無形のサービスをマーケティングする?まずは3つの特性を理解しよう

サービスは無形で目に見えません。

車や衣服、飲食のような有形の商材を扱う企業とは違い、無形の商材を扱う企業特有の悩みはつきません。

目に見えない商材をマーケティングすることは大変ですよね?

なぜなら、その商材は触れることも味わうこともできないのです。

車なら実際乗ってもらうことができますし、衣服は着てもらうこともできます。しかし無形の商材は「それは何ですか?」と聞かれて、説明することすら難しいのです。

では、サービスはどうやってマーケティングすればいいのでしょうか?

今回は、その疑問のヒントになることをお伝えしたいと思います。

まずはサービスの3つの特性を理解して、その特性に合う適切なマーケティングを考えていきましょう。

 

1.サービスの特性とは?

サービスの特性は3つあります。

「無形であること」以外には、「生産と消費が不可分であること」「蓄積できない・消滅すること」が良く言われるサービスの特性です。

1-1. 無形であること

購入前に、それがどのようなものであるかを認識しにくいものがこれに当たります。

たとえば遊園地などのエンターテイメント、接骨院のマッサージなどの実態のないものです。「これが製品です。どうですか?」と実態がつかめないため、顧客はそこに投資することに躊躇しがちです。

1-2. 生産と消費が不可分であること

美容院や学習塾など、提供者と受給者が同時に存在しないと成り立たないことも、サービスの特性の一つです。

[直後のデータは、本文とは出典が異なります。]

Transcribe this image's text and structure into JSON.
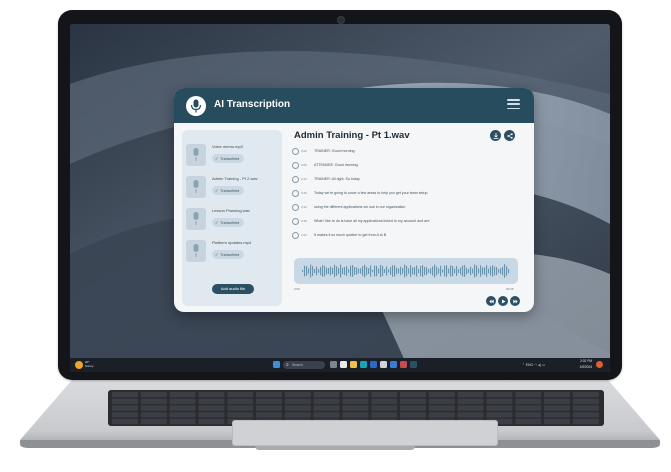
{
  "app": {
    "title": "AI Transcription",
    "files": [
      {
        "name": "Voice memo.mp3",
        "status": "Transcribed"
      },
      {
        "name": "Admin Training - Pt 2.wav",
        "status": "Transcribed"
      },
      {
        "name": "Lesson Planning.wav",
        "status": "Transcribed"
      },
      {
        "name": "Platform updates.mp4",
        "status": "Transcribed"
      }
    ],
    "add_button": "Add audio file",
    "main_title": "Admin Training - Pt 1.wav",
    "transcript": [
      {
        "time": "0:00",
        "text": "TRAINER: Good morning."
      },
      {
        "time": "0:05",
        "text": "ATTENDEE: Good morning."
      },
      {
        "time": "0:12",
        "text": "TRAINER: All right. So today"
      },
      {
        "time": "0:20",
        "text": "Today we're going to cover a few areas to help you get your team setup"
      },
      {
        "time": "0:34",
        "text": "using the different applications we use in our organization"
      },
      {
        "time": "0:48",
        "text": "What I like to do is have all my applications linked to my account and are"
      },
      {
        "time": "1:02",
        "text": "It makes it so much quicker to get from A to B"
      }
    ],
    "time_start": "0:00",
    "time_end": "00:35"
  },
  "taskbar": {
    "weather_temp": "20°",
    "weather_desc": "Sunny",
    "search_placeholder": "Search",
    "tray": "ENG",
    "time": "2:02 PM",
    "date": "1/5/2024"
  },
  "colors": {
    "header": "#274c5e",
    "accent": "#2c4f63",
    "sidebar": "#e1e9f0",
    "waveform": "#6b93ab"
  }
}
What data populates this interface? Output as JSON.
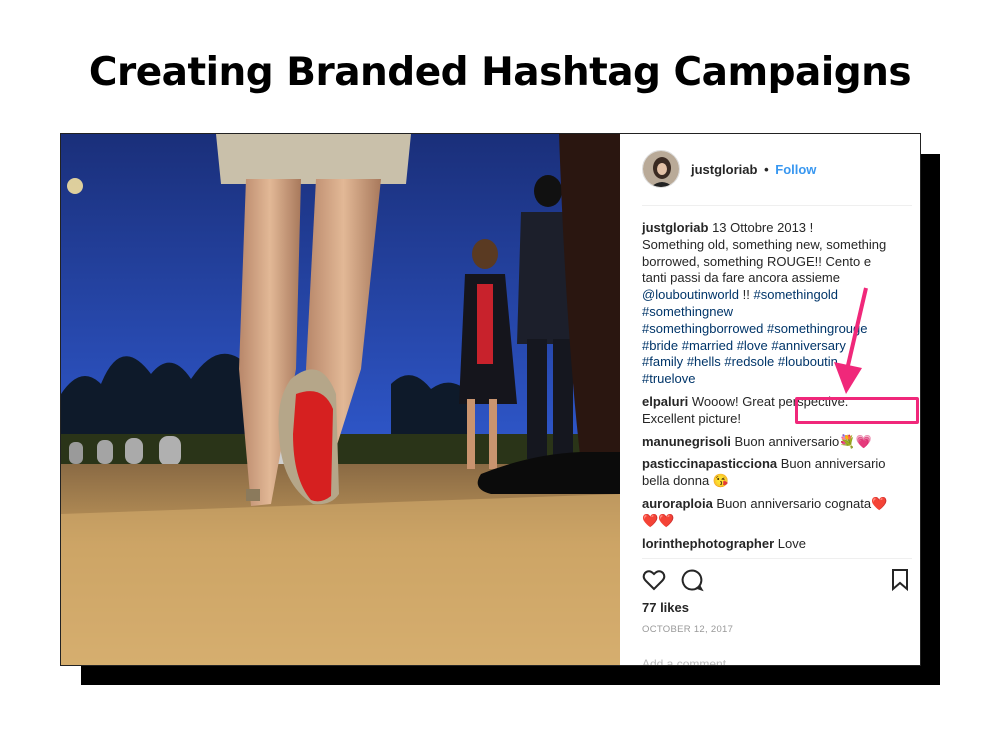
{
  "title": "Creating Branded Hashtag Campaigns",
  "post": {
    "username": "justgloriab",
    "follow_label": "Follow",
    "caption": {
      "username": "justgloriab",
      "line1": " 13 Ottobre 2013 !",
      "line2": "Something old, something new, something",
      "line3": "borrowed, something ROUGE!! Cento e",
      "line4": "tanti passi da fare ancora assieme",
      "mention": "@louboutinworld",
      "after_mention": " !! ",
      "hashtags": [
        "#somethingold",
        "#somethingnew",
        "#somethingborrowed",
        "#somethingrouge",
        "#bride",
        "#married",
        "#love",
        "#anniversary",
        "#family",
        "#hells",
        "#redsole",
        "#louboutin",
        "#truelove"
      ]
    },
    "comments": [
      {
        "user": "elpaluri",
        "text": " Wooow! Great perspective.",
        "text2": "Excellent picture!"
      },
      {
        "user": "manunegrisoli",
        "text": " Buon anniversario💐💗"
      },
      {
        "user": "pasticcinapasticciona",
        "text": " Buon anniversario",
        "text2": "bella donna 😘"
      },
      {
        "user": "auroraploia",
        "text": " Buon anniversario cognata❤️",
        "text2": "❤️❤️"
      },
      {
        "user": "lorinthephotographer",
        "text": " Love"
      }
    ],
    "likes": "77 likes",
    "date": "OCTOBER 12, 2017",
    "add_comment_placeholder": "Add a comment..."
  },
  "colors": {
    "highlight": "#f0287a",
    "link": "#003569",
    "follow": "#3897f0"
  },
  "icons": [
    "heart-icon",
    "comment-icon",
    "bookmark-icon",
    "arrow-icon"
  ]
}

たとえば石鹸などは製造者、販売者、消費者がそれぞれ独立して存在することが可能ですが、サービスの場合はそれが不可分になります。

1-3. 蓄積できない・消滅する

「ホテルの部屋を昨日分予約したいのですが」という話を聞いたことはないでしょう。

このように生産と消費を同時に行うサービスには貯蔵という概念がないのです。
 

2. サービスの特性ごとのマーケティング

それでは、サービスの3つの特性ごとにマーケティングを見ていきましょう。

2-1. 無形のサービス

誰もが目で見て、手で触れて、品質を判断しようとします。

だからこそ形が無いサービスは、それを見える化することが求められるのです。

遊園地であれば非日常の感動をサービスしますが、それを見える化のは口コミや評判という言葉になります。

2-2. 不可分のサービス

サービスの消費期限は一瞬です。高級なお寿司は、お寿司だけでなく空間をプロデュースしています。

お持ち帰りするにしても、雰囲気までは自宅では決して味わえないのです。

3-3. 消滅するサービス

サービスは在庫に置くことができないことは上記でも述べました。

つまり常に需要に応じて供給しなければならないのです。人でしか供給できない場合、供給側のペースに合わせて需要をコントロールしなければならない可能性もあります。

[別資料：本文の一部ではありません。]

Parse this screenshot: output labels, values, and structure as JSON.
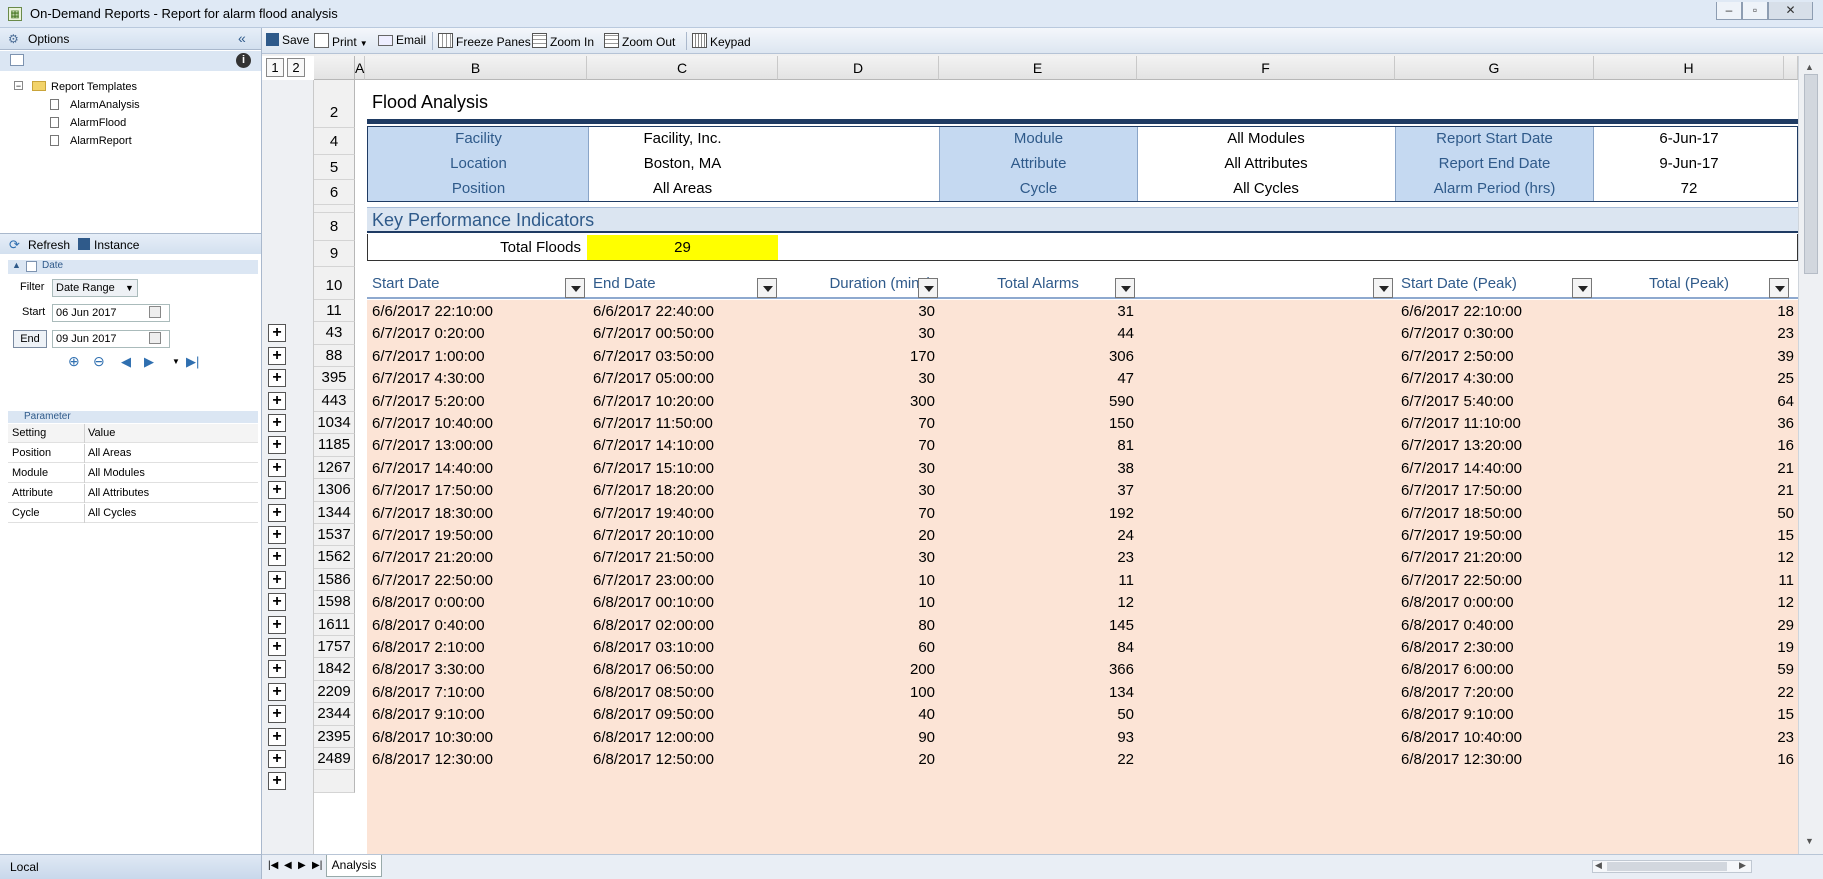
{
  "window": {
    "title": "On-Demand Reports - Report for alarm flood analysis"
  },
  "left": {
    "options_label": "Options",
    "tree": {
      "root": "Report Templates",
      "items": [
        "AlarmAnalysis",
        "AlarmFlood",
        "AlarmReport"
      ]
    },
    "actions": {
      "refresh": "Refresh",
      "instance": "Instance"
    },
    "date_group": "Date",
    "filter_label": "Filter",
    "filter_value": "Date Range",
    "start_label": "Start",
    "start_value": "06 Jun  2017",
    "end_label": "End",
    "end_value": "09 Jun  2017",
    "param_group": "Parameter",
    "param_headers": {
      "setting": "Setting",
      "value": "Value"
    },
    "params": [
      {
        "setting": "Position",
        "value": "All Areas"
      },
      {
        "setting": "Module",
        "value": "All Modules"
      },
      {
        "setting": "Attribute",
        "value": "All Attributes"
      },
      {
        "setting": "Cycle",
        "value": "All Cycles"
      }
    ],
    "footer": "Local"
  },
  "toolbar": {
    "save": "Save",
    "print": "Print",
    "email": "Email",
    "freeze": "Freeze Panes",
    "zoom_in": "Zoom In",
    "zoom_out": "Zoom Out",
    "keypad": "Keypad"
  },
  "sheet": {
    "outline_levels": [
      "1",
      "2"
    ],
    "columns": [
      "A",
      "B",
      "C",
      "D",
      "E",
      "F",
      "G",
      "H"
    ],
    "title": "Flood Analysis",
    "info": {
      "facility_label": "Facility",
      "facility": "Facility, Inc.",
      "location_label": "Location",
      "location": "Boston, MA",
      "position_label": "Position",
      "position": "All Areas",
      "module_label": "Module",
      "module": "All Modules",
      "attribute_label": "Attribute",
      "attribute": "All Attributes",
      "cycle_label": "Cycle",
      "cycle": "All Cycles",
      "start_label": "Report Start Date",
      "start": "6-Jun-17",
      "end_label": "Report End Date",
      "end": "9-Jun-17",
      "period_label": "Alarm Period (hrs)",
      "period": "72"
    },
    "kpi_title": "Key Performance Indicators",
    "total_floods_label": "Total Floods",
    "total_floods": "29",
    "table_headers": {
      "start": "Start Date",
      "end": "End Date",
      "duration": "Duration (mins)",
      "alarms": "Total Alarms",
      "start_peak": "Start Date (Peak)",
      "total_peak": "Total (Peak)"
    },
    "rows": [
      {
        "row": "11",
        "start": "6/6/2017 22:10:00",
        "end": "6/6/2017 22:40:00",
        "duration": "30",
        "alarms": "31",
        "start_peak": "6/6/2017 22:10:00",
        "total_peak": "18"
      },
      {
        "row": "43",
        "start": "6/7/2017 0:20:00",
        "end": "6/7/2017 00:50:00",
        "duration": "30",
        "alarms": "44",
        "start_peak": "6/7/2017 0:30:00",
        "total_peak": "23"
      },
      {
        "row": "88",
        "start": "6/7/2017 1:00:00",
        "end": "6/7/2017 03:50:00",
        "duration": "170",
        "alarms": "306",
        "start_peak": "6/7/2017 2:50:00",
        "total_peak": "39"
      },
      {
        "row": "395",
        "start": "6/7/2017 4:30:00",
        "end": "6/7/2017 05:00:00",
        "duration": "30",
        "alarms": "47",
        "start_peak": "6/7/2017 4:30:00",
        "total_peak": "25"
      },
      {
        "row": "443",
        "start": "6/7/2017 5:20:00",
        "end": "6/7/2017 10:20:00",
        "duration": "300",
        "alarms": "590",
        "start_peak": "6/7/2017 5:40:00",
        "total_peak": "64"
      },
      {
        "row": "1034",
        "start": "6/7/2017 10:40:00",
        "end": "6/7/2017 11:50:00",
        "duration": "70",
        "alarms": "150",
        "start_peak": "6/7/2017 11:10:00",
        "total_peak": "36"
      },
      {
        "row": "1185",
        "start": "6/7/2017 13:00:00",
        "end": "6/7/2017 14:10:00",
        "duration": "70",
        "alarms": "81",
        "start_peak": "6/7/2017 13:20:00",
        "total_peak": "16"
      },
      {
        "row": "1267",
        "start": "6/7/2017 14:40:00",
        "end": "6/7/2017 15:10:00",
        "duration": "30",
        "alarms": "38",
        "start_peak": "6/7/2017 14:40:00",
        "total_peak": "21"
      },
      {
        "row": "1306",
        "start": "6/7/2017 17:50:00",
        "end": "6/7/2017 18:20:00",
        "duration": "30",
        "alarms": "37",
        "start_peak": "6/7/2017 17:50:00",
        "total_peak": "21"
      },
      {
        "row": "1344",
        "start": "6/7/2017 18:30:00",
        "end": "6/7/2017 19:40:00",
        "duration": "70",
        "alarms": "192",
        "start_peak": "6/7/2017 18:50:00",
        "total_peak": "50"
      },
      {
        "row": "1537",
        "start": "6/7/2017 19:50:00",
        "end": "6/7/2017 20:10:00",
        "duration": "20",
        "alarms": "24",
        "start_peak": "6/7/2017 19:50:00",
        "total_peak": "15"
      },
      {
        "row": "1562",
        "start": "6/7/2017 21:20:00",
        "end": "6/7/2017 21:50:00",
        "duration": "30",
        "alarms": "23",
        "start_peak": "6/7/2017 21:20:00",
        "total_peak": "12"
      },
      {
        "row": "1586",
        "start": "6/7/2017 22:50:00",
        "end": "6/7/2017 23:00:00",
        "duration": "10",
        "alarms": "11",
        "start_peak": "6/7/2017 22:50:00",
        "total_peak": "11"
      },
      {
        "row": "1598",
        "start": "6/8/2017 0:00:00",
        "end": "6/8/2017 00:10:00",
        "duration": "10",
        "alarms": "12",
        "start_peak": "6/8/2017 0:00:00",
        "total_peak": "12"
      },
      {
        "row": "1611",
        "start": "6/8/2017 0:40:00",
        "end": "6/8/2017 02:00:00",
        "duration": "80",
        "alarms": "145",
        "start_peak": "6/8/2017 0:40:00",
        "total_peak": "29"
      },
      {
        "row": "1757",
        "start": "6/8/2017 2:10:00",
        "end": "6/8/2017 03:10:00",
        "duration": "60",
        "alarms": "84",
        "start_peak": "6/8/2017 2:30:00",
        "total_peak": "19"
      },
      {
        "row": "1842",
        "start": "6/8/2017 3:30:00",
        "end": "6/8/2017 06:50:00",
        "duration": "200",
        "alarms": "366",
        "start_peak": "6/8/2017 6:00:00",
        "total_peak": "59"
      },
      {
        "row": "2209",
        "start": "6/8/2017 7:10:00",
        "end": "6/8/2017 08:50:00",
        "duration": "100",
        "alarms": "134",
        "start_peak": "6/8/2017 7:20:00",
        "total_peak": "22"
      },
      {
        "row": "2344",
        "start": "6/8/2017 9:10:00",
        "end": "6/8/2017 09:50:00",
        "duration": "40",
        "alarms": "50",
        "start_peak": "6/8/2017 9:10:00",
        "total_peak": "15"
      },
      {
        "row": "2395",
        "start": "6/8/2017 10:30:00",
        "end": "6/8/2017 12:00:00",
        "duration": "90",
        "alarms": "93",
        "start_peak": "6/8/2017 10:40:00",
        "total_peak": "23"
      },
      {
        "row": "2489",
        "start": "6/8/2017 12:30:00",
        "end": "6/8/2017 12:50:00",
        "duration": "20",
        "alarms": "22",
        "start_peak": "6/8/2017 12:30:00",
        "total_peak": "16"
      }
    ],
    "sheet_tab": "Analysis"
  },
  "colors": {
    "label_fill": "#c5d9f1",
    "header_fill": "#dbe5f1",
    "data_fill": "#fce4d6",
    "kpi_fill": "#ffff00",
    "accent": "#2f5a8a"
  }
}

まずは、サービスの3つの特性を理解することが大事です。このことを理解すれば、マーケティングを改善していくヒントが得られるかもしれないのです。
 

3.サービスの差別化は難しい?

目に見える商品とはちがい、サービスは模倣されやすい一面があります。

つまりサービスそのもので差をつけるより、ブランド化する企業が多いと言われています。

他にも、CRMを用いて利用頻度や規模に応じて「サービス水準」を変えている場合もあります。

たとえば、ポイント還元率や、ホテルの部屋割りなどがあります。サービス系の企業がMA~SFA~CRMの導入に乗り気な理由の1つだと思われます。

人によって提供されることが多いサービス不可分と消滅のルールに則ります。

今後、機械などの自動化も多くなることが予想されますが、クレーム窓口は必ず人のままでしょう。なぜなら提供者の想定していないトラブルがあるからクレームが起こるのであり、自動化は「知っていること」しか対応できないからです。

顧客と提供者が接触する瞬間、顧客の期待を上回るか下回るかの結果が出ます。

下回る理由として、サービスは価格や品質以外に様々なことを理由に「不快」に感じる可能性がある場合です。

 

今回のまとめ

3つの特性に合わせてマーケティングができれば必ず成功するかと言うと、そう簡単ではありません。

サービスの提供に失敗した、提供者に無礼があった、想定より長い時間がかかった…など、サービスは製品(サービス)品質だけでなく提供者の品質まで問われかねません。

こうしたことを踏まえると、提供者まで含めて「サービス」と考え、改善していくことが求められるでしょう。